Buitengebied
Status: | Vastgesteld |
Idn: | NL.IMRO.1684.18BPbuitengeb2010-VA01 |
Artikel 2 Wijze van meten
2.1 Meten
Bij de toepassing van deze regels wordt loodrecht gemeten tot of vanuit het hart van de lijn, tenzij anders aangegeven.
2.2 Maatvoering
Alle maten zijn, tenzij anders aangegeven:
voor lengten in meters (m);
voor oppervlakten in vierkante meters (m²);
voor inhoudsmaten in kubieke meters (m³);
voor verhoudingen in procenten (%);
voor hoeken/hellingen in graden (º).
2.3 Bouwwerken
de bepaling van het peil
op droge grond is het peil: de hoogte van de bovenkant van de begane grondvloer van het hoofdgebouw gelegen binnen maximaal 0,50 m van de hoogte van de weg waarop het bouwperceel ontsloten wordt, dan wel de hoogte van de bovenkant van de begane grondvloer van het bestaande hoofdgebouw;
op of in het water is het peil: het gemiddeld jaarlijks waterpeil ter plaatse van het bouwperceel.
de hoogte van de weg
de hoogte van de weg zoals die door of namens burgemeester en wethouders is vastgesteld.
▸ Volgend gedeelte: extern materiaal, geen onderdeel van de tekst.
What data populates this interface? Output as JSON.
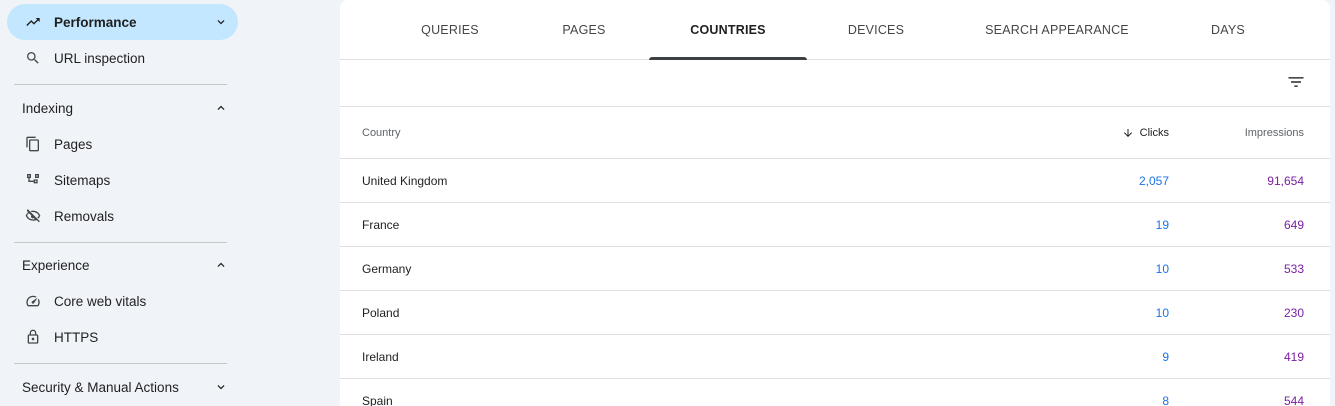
{
  "sidebar": {
    "performance": {
      "label": "Performance",
      "icon": "trending-up-icon"
    },
    "url_inspection": {
      "label": "URL inspection",
      "icon": "search-icon"
    },
    "indexing": {
      "title": "Indexing",
      "items": [
        {
          "label": "Pages",
          "icon": "pages-icon"
        },
        {
          "label": "Sitemaps",
          "icon": "sitemap-icon"
        },
        {
          "label": "Removals",
          "icon": "visibility-off-icon"
        }
      ]
    },
    "experience": {
      "title": "Experience",
      "items": [
        {
          "label": "Core web vitals",
          "icon": "speed-gauge-icon"
        },
        {
          "label": "HTTPS",
          "icon": "lock-icon"
        }
      ]
    },
    "security": {
      "title": "Security & Manual Actions"
    }
  },
  "tabs": [
    "QUERIES",
    "PAGES",
    "COUNTRIES",
    "DEVICES",
    "SEARCH APPEARANCE",
    "DAYS"
  ],
  "active_tab": "COUNTRIES",
  "table": {
    "headers": {
      "country": "Country",
      "clicks": "Clicks",
      "impressions": "Impressions"
    },
    "rows": [
      {
        "country": "United Kingdom",
        "clicks": "2,057",
        "impressions": "91,654"
      },
      {
        "country": "France",
        "clicks": "19",
        "impressions": "649"
      },
      {
        "country": "Germany",
        "clicks": "10",
        "impressions": "533"
      },
      {
        "country": "Poland",
        "clicks": "10",
        "impressions": "230"
      },
      {
        "country": "Ireland",
        "clicks": "9",
        "impressions": "419"
      },
      {
        "country": "Spain",
        "clicks": "8",
        "impressions": "544"
      }
    ]
  },
  "colors": {
    "active_nav_bg": "#c2e7ff",
    "clicks": "#1a73e8",
    "impressions": "#7b1fa2",
    "page_bg": "#f0f4f9"
  }
}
de goothoogte van een bouwwerk
vanaf het peil tot aan de bovenkant van de goot, c.q. de druiplijn, het boeibord, of een daarmee te vergelijken constructiedeel.
de bouwhoogte van een bouwwerk
vanaf het peil tot aan het hoogste punt van een gebouw of van een bouwwerk geen gebouw zijnde, met uitzondering van ondergeschikte bouwonderdelen, zoals schoorstenen, antennes, en naar de aard daarmee gelijk te stellen bouwonderdelen.
de hoogte van een windturbine
vanaf het peil tot aan de (wieken)as van de windturbine.
de bouwdiepte van een bouwwerk
vanaf het peil tot aan het laagste punt van een gebouw of van een bouwwerk, geen gebouw zijnde, met uitzondering van ondergeschikte bouwonderdelen, zoals rioleringen, kabels, en naar de aard daarmee gelijk te stellen bouwonderdelen.
de oppervlakte van een bouwwerk
tussen de buitenwerkse gevelvlakken en/of het hart van de scheidingsmuren, neerwaarts geprojecteerd op het gemiddelde niveau van het afgewerkte bouwterrein ter plaatse van het bouwwerk.
de inhoud van een bouwwerk
tussen de onderzijde van de begane grondvloer, de buitenzijde van de gevels (en/of het hart van de scheidingsmuren) en de buitenzijde van daken en dakkapellen.
de dakhelling
langs het dakvlak ten opzichte van het horizontale vlak.
de afstand tot de bouwperceelgrens
vanaf de bouwperceelgrens tot aan het gevelvlak van een bouwwerk.
het bebouwingspercentage
het oppervlak dat met bouwwerken is bebouwd, uitgedrukt in procenten van de oppervlakte van het bouwperceel, voor zover dat is gelegen binnen de bestemming, of binnen een in de regels nader aan te duiden gedeelte van die bestemming.
2.4 Ondergeschikte bouwdelen
Bij toepassing van het bepaalde ten aanzien van het bouwen worden ondergeschikte bouwdelen zoals plinten, pilasters, kozijnen, gevelversieringen, ventilatiekanalen, schoorstenen, gevel- en kroonlijsten, luifels, erkers, balkons en overstekende daken buiten beschouwing gelaten, mits de overschrijding niet meer dan 1,5 m bedraagt en de hoogte niet meer dan 3 m bedraagt.